Public works projects will play a dominant role for the northern Nevada construction industry next year, and contracts from the Reno Redevelopment Agency will set the pace.
Among the redevelopment agency's projects:
* Move Reno Fire Station No.1 from Second Street and Evans Avenue to two locations to be built at Fourth Street and Valley Avenue and the Grand Sierra Resort.
* Break ground for an estimated $50 million Triple-A baseball stadium, as well as new retail development, at the site of the former fire station. "We will have shovels in the ground after the first of the year, and we will be playing ball in '09," says Mark Lewis, redevelopment administrator.
* Complete construction on the first phase of the ReTRAC cover from Virginia to West Streets. A second phase will add yet-to-be-determined public uses, Lewis says.
* Begin retail development at City Center Plaza.
* Begin renovation of the downtown postal office into a signature retail center.
* Begin construction of two new downtown parking structures.
* Demolish the Savoy Motel at Sierra and Sixth streets and erect a gateway entry into downtown from the Interstate 80 freeway exit.
* Determine a final location for an urban market and begin construction.
* Begin building fa ade beautification for businesses on the west side of Virginia Street from Second to Third streets.
Meanwhile, two of the area's largest public works projects the I-580 extension from the Mount Rose interchange to Bowers Mansion, and the second phase of the Carson City Freeway, both Nevada Department of Transportation projects are both well under way.

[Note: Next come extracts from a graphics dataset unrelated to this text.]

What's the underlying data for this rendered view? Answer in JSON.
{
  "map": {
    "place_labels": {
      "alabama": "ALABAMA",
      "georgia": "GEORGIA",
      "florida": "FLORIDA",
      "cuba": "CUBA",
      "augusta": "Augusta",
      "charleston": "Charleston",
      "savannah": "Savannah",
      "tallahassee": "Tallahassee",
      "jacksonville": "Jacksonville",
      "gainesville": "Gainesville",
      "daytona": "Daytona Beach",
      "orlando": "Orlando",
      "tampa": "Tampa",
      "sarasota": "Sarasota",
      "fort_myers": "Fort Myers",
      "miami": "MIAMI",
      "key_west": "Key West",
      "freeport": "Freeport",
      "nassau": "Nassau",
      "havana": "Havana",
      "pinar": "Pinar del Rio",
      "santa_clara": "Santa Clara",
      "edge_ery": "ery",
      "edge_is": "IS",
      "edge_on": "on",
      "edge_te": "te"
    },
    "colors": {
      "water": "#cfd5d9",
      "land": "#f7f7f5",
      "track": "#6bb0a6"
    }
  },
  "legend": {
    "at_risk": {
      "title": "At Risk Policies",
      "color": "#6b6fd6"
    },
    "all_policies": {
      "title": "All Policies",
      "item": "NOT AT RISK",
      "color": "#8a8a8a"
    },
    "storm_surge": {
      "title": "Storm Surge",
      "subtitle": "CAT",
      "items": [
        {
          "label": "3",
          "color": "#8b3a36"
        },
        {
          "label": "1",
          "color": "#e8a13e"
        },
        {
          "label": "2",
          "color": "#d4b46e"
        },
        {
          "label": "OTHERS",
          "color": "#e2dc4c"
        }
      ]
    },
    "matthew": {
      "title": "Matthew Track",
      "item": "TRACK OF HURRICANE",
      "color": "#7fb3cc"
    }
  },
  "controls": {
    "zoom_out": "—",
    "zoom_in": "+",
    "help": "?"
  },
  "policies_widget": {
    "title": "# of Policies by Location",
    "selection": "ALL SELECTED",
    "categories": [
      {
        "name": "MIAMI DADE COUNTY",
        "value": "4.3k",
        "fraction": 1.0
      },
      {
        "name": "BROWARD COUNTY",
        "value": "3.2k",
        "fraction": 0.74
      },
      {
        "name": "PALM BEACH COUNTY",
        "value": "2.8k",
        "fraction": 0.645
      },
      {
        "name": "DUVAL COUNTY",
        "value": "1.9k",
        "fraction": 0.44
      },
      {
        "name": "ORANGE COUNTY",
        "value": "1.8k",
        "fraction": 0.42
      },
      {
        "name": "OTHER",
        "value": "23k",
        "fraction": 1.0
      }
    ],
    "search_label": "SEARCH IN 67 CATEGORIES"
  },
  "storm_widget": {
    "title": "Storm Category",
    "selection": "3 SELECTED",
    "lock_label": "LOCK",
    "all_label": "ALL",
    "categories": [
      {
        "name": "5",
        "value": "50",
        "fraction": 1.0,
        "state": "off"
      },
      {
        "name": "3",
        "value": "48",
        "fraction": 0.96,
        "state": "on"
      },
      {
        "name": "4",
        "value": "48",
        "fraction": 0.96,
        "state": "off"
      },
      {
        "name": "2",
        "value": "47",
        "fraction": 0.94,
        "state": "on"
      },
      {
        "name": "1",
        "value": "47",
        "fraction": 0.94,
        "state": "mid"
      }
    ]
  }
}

Construction of the Highway 395 Bypass in Carson City began in October and should be completed in 2009. Motorists headed through Washoe Valley, meanwhile, finally will see the Galena Creek Bridge take shape after years of delay.
Topping NDOT's wish list for the coming year and the next big project to take shape in the Truckee Meadows, NDOT spokesman Scott Magruder says will be widening northbound Highway 395 from Moana Lane to the Spaghetti Bowl. Projects such as constructing a new Pyramid Highway, or widening Highway 395 to Stead, are still in the long-term planning stages.
"We have a shortage of funding in both northern and southern Nevada," Magruder says. "Needs have been identified, but we just don't have the funding."
The Truckee Meadows Water Authority expects to complete its $35 million North Virginia Pumping System in the first half of this year. TWMA installed a new transmission main line to increase water delivery capacity to the North Valleys, while at the same time replacing a portion of the outdated Stead delivery system.
Scott Estes, engineering manager with TMWA, says the agency has invested more than $100 million in rehabilitation projects over the past five years and will spend roughly $10 million more in 2008 on water main replacements or pump station rebuilds.
Two large TMWA projects, the Mogul Bypass and the Glendale Diversion, were expected to begin in the upcoming year but are on hold until TMWA determines if it will receive federal funding, Estes says. The Mogul Bypass would replace an open portion of the Highland Canal, which delivers water to the Chalk Bluff Water Treatment Plant on the corner of McCarran and Fourth streets. The Glendale Diversion would replace the existing rock rubble diversion that sends water to TMWA's Glendale Treatment Facility.
The City of Reno expects to complete the 54,000-square-foot, $19 million Downtown Reno Ballroom in February. Also on the agenda: re-roofing the National Bowling Stadium, replacing the elevators at City Hall, and firming up plans for the YMCA building on Foster Drive.
And after repaving near Veterans Memorial Hospital in 2007, the City of Reno will focus on neighborhoods in the old southwest around Mount Rose and Brown streets, says Charla Honey, engineering manager. Repaving shifts to the northwest in 2009 and the northeast and southeast in 2010.
The City of Sparks will see its largest-ever parks project, Golden Eagle Regional Park, come to fruition in 2008, says City Engineer Pete Etchart.
Motorists frustrated with construction of the $12 million Spanish Springs Sewer Interceptor on Sparks Boulevard can expect work crews to be gone by March, says Chris Cobb, capital projects manager for the City of Sparks.
In Fernley, Santa Rosa, Calif.-based KG Walters Construction has begun the initial phases of the city's new water treatment plant, a multi-stage project scheduled for completion on July 2009 that ultimately could cost $43 million to build out, City Manager Gary Bacock says.